Special Educational Needs
Our Special Educational Needs Co-Ordinator (SENDCO) is Ms Coelina Carter.
She can be contacted via Email: Sendco@stroudgreenprimary.com
Please click on the links below to view our policies
- SEND Policy
- SEND Information Report
- Accessibility Policy
- Intimate Care Policy
- Equality Policy
- Supporting Pupils in Schools with Medical Conditions Policy
- Children with Health Needs Who Cant Attend School Policy
Identification of Special Educational Needs
How we know if a child has special educational needs:
At Stroud Green we follow the cycle of Assess, Plan, Do, Review to identify and support children's needs.
Some areas of SEN (in alphabetical order):
- Attention Deficit Disorder (ADD)
- Attention Deficit Hyperactivity Disorder (ADHD)
- Autistic Spectrum Condition (ASC)
- Behaviour, Emotional and Social Difficulties (BESD)
- Hearing Impairment (HI)
- Gross/Fine Motor Skills difficulties/impairment (MOT)
- Moderate Learning Difficulties (MLD)
- Multiple Sensory Impairment (MSI)
- Medical Conditions (OTH)
- Physical Difficulties (PD)
- Profound and Multiple Learning Difficulties (PMLD)
- Speech, Language and Communication Needs (SLCN)
- Severe Learning Difficulties (SLD)
- Specific Learning Difficulties (dyslexia) (SpLD)
- Visual Impairment (VI)
Some of these areas of need are only addressed within specialist schools or provisions. An open dialogue between parents or carers and the school is encouraged.
Class teachers ensure that children’s individual needs are catered for appropriately within their classroom, whilst the SENDCO provides information on which strategies and/or intervention programmes may be appropriate, and specialist advice.
The SENDCO makes referrals to external agencies if this is agreed to be appropriate because of the complexity of a child’s difficulties. Referrals are only made with parental support. Children with an identified need are placed on the SEN register, a document recording the type of need, support offered, agencies involved and targets to measure progress.
Levels of SEN
- SEN Support (previously known as School Action and School Action Plus): where the needs of children are met through the use of school-based resources and external agencies when necessary.
- Education and Health Care Plan (EHCP, previously called a Statement of Special Educational Needs): where the needs are significant enough for a plan and additional funding to be necessary for multiple agencies to work with a child to overcome their barriers to learning.
Supporting children with SEN
Each child is different and individual, but some interventions we use to enable a child to achieve their potential are:
- In-class differentiation by the class teacher, either by level of work or by breaking down tasks to make learning easier and aid understanding.

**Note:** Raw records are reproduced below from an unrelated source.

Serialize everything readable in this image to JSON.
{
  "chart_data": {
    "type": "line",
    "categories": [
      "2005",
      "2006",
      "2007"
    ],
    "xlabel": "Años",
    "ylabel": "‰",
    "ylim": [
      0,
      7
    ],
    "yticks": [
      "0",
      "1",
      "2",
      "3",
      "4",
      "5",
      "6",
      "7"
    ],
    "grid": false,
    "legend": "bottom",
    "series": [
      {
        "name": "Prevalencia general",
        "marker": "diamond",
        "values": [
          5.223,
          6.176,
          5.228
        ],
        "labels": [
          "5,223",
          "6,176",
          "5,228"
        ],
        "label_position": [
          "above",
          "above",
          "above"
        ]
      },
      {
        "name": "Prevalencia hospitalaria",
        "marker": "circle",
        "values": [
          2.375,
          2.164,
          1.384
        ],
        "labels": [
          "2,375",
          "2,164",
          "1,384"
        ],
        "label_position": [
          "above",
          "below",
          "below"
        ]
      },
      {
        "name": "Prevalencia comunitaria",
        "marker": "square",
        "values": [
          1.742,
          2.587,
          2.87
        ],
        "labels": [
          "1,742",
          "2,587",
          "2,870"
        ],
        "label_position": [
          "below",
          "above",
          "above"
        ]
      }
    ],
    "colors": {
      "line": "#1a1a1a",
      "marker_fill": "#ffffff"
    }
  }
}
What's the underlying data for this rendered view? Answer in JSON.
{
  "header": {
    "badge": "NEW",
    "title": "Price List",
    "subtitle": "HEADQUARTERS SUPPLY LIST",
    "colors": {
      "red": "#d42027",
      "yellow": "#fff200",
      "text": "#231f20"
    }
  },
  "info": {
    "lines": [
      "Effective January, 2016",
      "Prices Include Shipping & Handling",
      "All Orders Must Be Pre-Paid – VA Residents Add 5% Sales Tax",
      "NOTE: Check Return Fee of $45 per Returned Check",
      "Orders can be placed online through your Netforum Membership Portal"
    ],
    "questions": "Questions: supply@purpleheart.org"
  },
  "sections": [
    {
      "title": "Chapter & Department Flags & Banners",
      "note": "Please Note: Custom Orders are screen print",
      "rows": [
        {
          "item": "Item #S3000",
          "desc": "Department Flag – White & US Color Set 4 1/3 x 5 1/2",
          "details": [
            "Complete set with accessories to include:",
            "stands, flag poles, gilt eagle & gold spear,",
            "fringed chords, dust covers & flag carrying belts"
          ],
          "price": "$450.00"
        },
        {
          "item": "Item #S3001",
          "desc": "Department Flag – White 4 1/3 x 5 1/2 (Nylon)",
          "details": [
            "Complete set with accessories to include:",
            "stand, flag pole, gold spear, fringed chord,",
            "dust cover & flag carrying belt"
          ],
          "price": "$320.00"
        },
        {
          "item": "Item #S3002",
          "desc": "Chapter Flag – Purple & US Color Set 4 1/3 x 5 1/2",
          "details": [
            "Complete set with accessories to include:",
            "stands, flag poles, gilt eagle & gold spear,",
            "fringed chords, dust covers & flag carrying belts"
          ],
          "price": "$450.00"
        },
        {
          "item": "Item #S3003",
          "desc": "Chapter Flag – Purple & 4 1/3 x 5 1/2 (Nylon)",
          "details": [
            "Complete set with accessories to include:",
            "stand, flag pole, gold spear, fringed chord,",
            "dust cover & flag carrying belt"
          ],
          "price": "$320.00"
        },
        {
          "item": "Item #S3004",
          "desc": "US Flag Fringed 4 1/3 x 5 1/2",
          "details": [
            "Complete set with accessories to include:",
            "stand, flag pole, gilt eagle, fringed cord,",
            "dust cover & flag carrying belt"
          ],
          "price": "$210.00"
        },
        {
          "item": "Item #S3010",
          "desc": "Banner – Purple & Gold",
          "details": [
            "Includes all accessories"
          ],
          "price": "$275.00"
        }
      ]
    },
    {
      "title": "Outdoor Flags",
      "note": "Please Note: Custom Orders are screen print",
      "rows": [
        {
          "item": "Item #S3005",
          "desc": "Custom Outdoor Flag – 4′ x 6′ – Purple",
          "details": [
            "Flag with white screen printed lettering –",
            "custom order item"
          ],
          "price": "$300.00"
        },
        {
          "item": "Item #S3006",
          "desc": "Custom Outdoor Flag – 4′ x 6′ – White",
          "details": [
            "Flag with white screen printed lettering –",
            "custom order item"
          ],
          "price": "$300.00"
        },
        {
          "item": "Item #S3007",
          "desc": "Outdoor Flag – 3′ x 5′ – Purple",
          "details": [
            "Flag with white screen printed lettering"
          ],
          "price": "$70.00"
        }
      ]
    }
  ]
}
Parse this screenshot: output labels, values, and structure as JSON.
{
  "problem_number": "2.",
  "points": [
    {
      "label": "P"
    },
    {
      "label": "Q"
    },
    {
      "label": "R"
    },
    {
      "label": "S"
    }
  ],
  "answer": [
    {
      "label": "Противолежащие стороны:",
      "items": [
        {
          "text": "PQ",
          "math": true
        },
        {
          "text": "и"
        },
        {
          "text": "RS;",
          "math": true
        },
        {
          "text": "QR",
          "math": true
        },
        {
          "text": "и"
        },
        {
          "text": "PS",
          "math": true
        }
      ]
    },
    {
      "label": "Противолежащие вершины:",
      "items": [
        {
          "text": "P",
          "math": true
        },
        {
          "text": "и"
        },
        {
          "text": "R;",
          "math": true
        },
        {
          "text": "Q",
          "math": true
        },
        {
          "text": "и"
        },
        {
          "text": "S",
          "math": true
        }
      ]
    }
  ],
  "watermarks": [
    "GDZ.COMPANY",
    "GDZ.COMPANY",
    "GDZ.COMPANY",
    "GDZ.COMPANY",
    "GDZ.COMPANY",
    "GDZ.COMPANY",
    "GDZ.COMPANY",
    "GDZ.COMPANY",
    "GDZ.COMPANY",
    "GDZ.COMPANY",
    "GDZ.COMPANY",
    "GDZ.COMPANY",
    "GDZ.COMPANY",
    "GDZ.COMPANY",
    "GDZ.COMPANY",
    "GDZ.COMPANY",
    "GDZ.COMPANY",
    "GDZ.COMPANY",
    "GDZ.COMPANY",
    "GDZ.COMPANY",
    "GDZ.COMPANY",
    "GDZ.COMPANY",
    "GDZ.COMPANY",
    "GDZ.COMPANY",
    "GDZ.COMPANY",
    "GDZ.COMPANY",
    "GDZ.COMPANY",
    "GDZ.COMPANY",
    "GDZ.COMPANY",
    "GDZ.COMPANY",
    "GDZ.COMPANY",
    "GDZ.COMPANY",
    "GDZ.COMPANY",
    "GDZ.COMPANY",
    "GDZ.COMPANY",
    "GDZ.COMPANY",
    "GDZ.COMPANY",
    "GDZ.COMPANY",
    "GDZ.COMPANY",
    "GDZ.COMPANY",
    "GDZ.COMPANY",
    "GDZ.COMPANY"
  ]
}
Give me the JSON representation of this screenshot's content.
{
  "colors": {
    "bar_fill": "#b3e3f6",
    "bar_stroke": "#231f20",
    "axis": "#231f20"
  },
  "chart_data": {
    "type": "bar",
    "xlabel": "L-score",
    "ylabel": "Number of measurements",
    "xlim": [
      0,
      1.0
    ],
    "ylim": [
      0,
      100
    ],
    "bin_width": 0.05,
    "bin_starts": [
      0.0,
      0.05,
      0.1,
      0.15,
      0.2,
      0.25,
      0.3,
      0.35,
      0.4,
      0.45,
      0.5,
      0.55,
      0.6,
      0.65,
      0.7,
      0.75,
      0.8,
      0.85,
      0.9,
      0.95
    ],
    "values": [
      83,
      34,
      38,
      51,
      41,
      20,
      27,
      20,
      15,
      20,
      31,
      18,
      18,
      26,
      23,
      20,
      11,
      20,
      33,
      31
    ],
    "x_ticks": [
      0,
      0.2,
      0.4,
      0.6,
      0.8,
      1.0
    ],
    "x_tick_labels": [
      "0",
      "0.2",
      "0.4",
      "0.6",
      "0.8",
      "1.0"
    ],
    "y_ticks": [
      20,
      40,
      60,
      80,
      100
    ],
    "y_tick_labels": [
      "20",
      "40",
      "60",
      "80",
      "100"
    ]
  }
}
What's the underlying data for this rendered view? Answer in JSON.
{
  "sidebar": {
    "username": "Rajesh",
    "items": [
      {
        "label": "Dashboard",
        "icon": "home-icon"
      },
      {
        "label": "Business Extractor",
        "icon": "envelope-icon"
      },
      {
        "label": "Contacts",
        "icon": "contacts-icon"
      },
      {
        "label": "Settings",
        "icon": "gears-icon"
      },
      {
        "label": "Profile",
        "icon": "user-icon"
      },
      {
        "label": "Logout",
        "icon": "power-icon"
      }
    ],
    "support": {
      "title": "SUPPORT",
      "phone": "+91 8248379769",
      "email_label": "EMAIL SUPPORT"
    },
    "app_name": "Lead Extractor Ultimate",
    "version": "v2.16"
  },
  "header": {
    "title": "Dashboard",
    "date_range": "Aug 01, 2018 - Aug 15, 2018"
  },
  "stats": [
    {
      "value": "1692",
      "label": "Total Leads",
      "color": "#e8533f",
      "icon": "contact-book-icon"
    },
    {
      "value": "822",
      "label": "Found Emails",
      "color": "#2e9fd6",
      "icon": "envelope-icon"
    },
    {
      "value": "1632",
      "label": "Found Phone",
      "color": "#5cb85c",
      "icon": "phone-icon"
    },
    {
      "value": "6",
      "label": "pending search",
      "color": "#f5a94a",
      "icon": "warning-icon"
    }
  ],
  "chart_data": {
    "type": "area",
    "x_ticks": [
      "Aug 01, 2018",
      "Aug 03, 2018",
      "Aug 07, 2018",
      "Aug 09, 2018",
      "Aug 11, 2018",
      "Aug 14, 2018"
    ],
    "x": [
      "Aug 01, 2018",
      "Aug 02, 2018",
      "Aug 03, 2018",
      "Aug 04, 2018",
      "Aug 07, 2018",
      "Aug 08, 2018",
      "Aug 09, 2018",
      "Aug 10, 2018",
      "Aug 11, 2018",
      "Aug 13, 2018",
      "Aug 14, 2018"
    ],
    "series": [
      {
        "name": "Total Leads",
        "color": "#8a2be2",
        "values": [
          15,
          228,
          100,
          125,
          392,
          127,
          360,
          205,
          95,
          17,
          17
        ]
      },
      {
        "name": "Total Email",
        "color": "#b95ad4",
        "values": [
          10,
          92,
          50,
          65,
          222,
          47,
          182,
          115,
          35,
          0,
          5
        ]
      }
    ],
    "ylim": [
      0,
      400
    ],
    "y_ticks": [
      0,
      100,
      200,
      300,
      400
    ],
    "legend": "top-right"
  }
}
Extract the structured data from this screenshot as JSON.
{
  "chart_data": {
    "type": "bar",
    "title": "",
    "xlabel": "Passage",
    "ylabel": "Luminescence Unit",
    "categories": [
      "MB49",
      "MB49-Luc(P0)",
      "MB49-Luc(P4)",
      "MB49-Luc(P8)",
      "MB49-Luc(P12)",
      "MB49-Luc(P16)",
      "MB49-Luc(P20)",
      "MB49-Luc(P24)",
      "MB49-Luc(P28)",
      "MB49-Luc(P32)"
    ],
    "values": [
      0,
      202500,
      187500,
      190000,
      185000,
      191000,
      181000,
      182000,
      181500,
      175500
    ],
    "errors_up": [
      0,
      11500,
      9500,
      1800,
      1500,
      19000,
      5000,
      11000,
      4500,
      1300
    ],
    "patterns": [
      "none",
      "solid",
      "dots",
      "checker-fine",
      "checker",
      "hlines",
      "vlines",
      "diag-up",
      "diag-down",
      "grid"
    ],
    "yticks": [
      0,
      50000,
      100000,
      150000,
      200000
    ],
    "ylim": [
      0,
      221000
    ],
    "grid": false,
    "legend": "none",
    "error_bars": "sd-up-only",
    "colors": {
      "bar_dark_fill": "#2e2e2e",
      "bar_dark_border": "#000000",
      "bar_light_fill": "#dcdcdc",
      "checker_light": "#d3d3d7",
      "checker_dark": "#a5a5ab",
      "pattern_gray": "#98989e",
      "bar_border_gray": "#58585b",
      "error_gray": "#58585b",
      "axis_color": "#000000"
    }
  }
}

- In-class support by our trained and dedicated team of Learning Support Assistants (LSA), who might work full-time with one student, part-time with one student, or with small groups inside and outside the class room.
- Specialist resources to aid learning.
- Support in and out of class by a Learning Mentor.
- Specialist intervention, e.g. from Speech and Language Therapist, from literacy teachers, numeracy teachers, physiotherapists, community language team, specialist nurses from Great Ormond Street Hospital and The Whittington Hospital.
- Referrals to other agencies for assessment, advice and intervention, including the Child Development Centre (CDC), school nurse, Educational Psychology Service (EPS), Child and Adolescent Mental Health Service (CAMHS), Speech and Language Therapy (SALT), Speech, Language and Communication Service (SLCS), Visual Impairment Service, Hearing Impairment Service. Some of these agencies work in the school, to access other services children have to go with their parents or carers to see the specialists.
A core principle is to provide support in class, while accepting that some interventions have to happen out of class. We aim to keep withdrawals from lessons to a minimum.
Children with an EHCP and some children with SEN Support require a personalised education programme due to the complexity of their additional needs. This is planned by the SENCO, the class teacher, learning support assistant, and external experts as appropriate.
Parents or carers of children who are on the school’s SEN register meet with the class teacher and SENCO to review progress, provision and to identify next steps. Outside specialists may support the needs of some children if this is deemed appropriate.